Kalau kamu penasaran dengan kuliner Magelang yang autentik, jangan lewatkan Senerek Bu Atmo. Ini adalah salah satu kuliner legenda yang wajib dicoba sebelum kamu pulang dari Magelang.
Rekomendasi Tambahan: Tempat Makan Lain di Magelang
Selain tiga di atas, masih banyak kuliner di Magelang yang nggak kalah enak. Kamu bisa cek kategori tempat makan di website ini buat referensi lebih lengkap. Atau kalau kamu lagi cari cafe Magelang terdekat buat nongkrong, juga ada banyak pilihan kece.
Pertanyaan yang Sering Diajukan (FAQ) Seputar Kuliner Magelang
1. Apa saja kuliner khas Magelang yang wajib dicoba?
Selain tiga di atas (Ayam Bakar Pedas Kedai Bukit Rhema, Tahu Kupat Pak Pangat, Senerek Bu Atmo), ada juga Mie Ongklok, Gethuk, dan Wedang Ronde. Semuanya punya cita rasa unik yang nggak bakal kamu temuin di tempat lain.
2. Di mana lokasi Tahu Kupat Pojok Magelang?
Tahu Kupat Pak Pangat (Tahu Kupat Pojok) berada di Jalan Pemuda, dekat Alun-Alun Magelang. Tepatnya di pojokan pertigaan, jadi mudah dikenali. Buka dari pagi sampai sore, tapi sebaiknya datang sebelum jam 12 siang.
3. Apakah ada kuliner Magelang yang cocok untuk vegetarian?
Ada! Senerek Bu Atmo bisa dinikmati tanpa lauk hewani, karena sayurnya sudah kaya rasa.

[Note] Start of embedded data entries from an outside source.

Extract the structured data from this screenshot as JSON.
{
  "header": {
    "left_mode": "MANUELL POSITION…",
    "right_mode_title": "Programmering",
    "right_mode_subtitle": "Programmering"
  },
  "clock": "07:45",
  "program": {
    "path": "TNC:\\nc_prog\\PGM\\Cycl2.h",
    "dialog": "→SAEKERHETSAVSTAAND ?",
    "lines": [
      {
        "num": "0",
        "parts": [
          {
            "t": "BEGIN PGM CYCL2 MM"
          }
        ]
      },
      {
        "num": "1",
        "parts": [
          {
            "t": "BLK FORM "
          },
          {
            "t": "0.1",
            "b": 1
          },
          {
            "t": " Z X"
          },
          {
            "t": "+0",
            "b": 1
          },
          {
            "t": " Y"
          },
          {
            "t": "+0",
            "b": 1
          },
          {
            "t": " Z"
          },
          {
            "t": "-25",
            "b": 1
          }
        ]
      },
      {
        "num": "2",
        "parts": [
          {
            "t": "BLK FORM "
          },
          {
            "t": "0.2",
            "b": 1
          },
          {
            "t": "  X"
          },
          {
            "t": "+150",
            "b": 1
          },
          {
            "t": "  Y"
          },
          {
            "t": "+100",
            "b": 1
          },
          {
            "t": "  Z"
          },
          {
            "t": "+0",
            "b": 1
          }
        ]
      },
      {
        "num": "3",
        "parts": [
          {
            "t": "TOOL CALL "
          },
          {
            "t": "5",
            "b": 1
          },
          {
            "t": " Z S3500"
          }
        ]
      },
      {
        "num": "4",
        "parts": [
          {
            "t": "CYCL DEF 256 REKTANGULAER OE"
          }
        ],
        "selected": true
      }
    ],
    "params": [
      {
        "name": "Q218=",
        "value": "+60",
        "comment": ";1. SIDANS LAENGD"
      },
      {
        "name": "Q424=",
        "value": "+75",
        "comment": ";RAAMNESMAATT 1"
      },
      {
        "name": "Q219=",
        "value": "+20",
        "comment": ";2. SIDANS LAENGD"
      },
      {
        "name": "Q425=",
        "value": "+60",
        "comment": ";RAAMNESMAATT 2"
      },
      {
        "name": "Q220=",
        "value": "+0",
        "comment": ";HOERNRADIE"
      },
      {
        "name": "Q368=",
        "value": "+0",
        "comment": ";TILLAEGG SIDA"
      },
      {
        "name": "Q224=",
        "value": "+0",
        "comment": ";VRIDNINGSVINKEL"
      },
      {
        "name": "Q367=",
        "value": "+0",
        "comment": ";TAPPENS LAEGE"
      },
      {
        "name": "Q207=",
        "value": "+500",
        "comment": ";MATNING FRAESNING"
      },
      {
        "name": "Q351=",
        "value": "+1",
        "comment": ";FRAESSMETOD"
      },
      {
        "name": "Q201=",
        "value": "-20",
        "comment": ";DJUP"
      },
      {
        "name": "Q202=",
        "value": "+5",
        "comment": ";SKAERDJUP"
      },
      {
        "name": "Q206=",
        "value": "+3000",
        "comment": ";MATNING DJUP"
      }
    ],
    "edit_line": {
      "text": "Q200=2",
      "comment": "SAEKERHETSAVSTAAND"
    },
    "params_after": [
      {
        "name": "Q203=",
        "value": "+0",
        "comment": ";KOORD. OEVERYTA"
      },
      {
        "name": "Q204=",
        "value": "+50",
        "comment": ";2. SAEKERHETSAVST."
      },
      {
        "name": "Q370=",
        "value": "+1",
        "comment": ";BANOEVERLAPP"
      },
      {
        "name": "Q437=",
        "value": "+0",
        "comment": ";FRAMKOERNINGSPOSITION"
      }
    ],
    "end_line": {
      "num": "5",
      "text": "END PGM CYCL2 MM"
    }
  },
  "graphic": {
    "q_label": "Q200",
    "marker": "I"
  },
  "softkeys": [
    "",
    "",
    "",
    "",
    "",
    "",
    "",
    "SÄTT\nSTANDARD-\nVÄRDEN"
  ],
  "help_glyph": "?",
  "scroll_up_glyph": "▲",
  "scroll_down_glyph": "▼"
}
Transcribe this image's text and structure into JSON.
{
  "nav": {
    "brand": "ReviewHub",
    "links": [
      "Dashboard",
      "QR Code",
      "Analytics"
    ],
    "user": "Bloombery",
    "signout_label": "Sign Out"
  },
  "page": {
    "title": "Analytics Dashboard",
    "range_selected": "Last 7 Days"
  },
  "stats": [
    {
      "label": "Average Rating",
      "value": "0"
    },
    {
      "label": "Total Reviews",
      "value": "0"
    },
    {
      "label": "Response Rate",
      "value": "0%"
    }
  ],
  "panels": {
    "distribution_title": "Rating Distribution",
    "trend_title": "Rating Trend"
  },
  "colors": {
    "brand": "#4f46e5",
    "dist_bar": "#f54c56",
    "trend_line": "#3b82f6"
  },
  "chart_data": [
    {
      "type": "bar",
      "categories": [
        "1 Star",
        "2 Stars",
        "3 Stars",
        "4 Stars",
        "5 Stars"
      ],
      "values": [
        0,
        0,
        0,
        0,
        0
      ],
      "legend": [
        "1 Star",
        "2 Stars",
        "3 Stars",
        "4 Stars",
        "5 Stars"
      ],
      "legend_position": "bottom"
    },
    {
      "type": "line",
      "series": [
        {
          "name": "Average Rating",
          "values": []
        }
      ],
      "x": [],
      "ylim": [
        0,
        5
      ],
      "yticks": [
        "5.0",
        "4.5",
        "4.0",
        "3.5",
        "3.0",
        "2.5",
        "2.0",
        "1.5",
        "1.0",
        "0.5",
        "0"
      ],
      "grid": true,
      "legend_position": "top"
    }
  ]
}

Selain itu, banyak juga warung yang menjual gudangan (sayur urap) dan pecel. Tahu Kupat juga bisa jadi pilihan karena isinya tahu dan ketupat.
4. Berapa kisaran harga kuliner di Magelang?
Kebanyakan kuliner Magelang harganya ramah di kantong. Untuk seporsi Tahu Kupat atau Senerek, kamu cukup merogoh kocek Rp10.000 – Rp20.000. Ayam Bakar Pedas di Kedai Bukit Rhema sekitar Rp25.000 – Rp35.000. Sangat terjangkau untuk cita rasa yang luar biasa.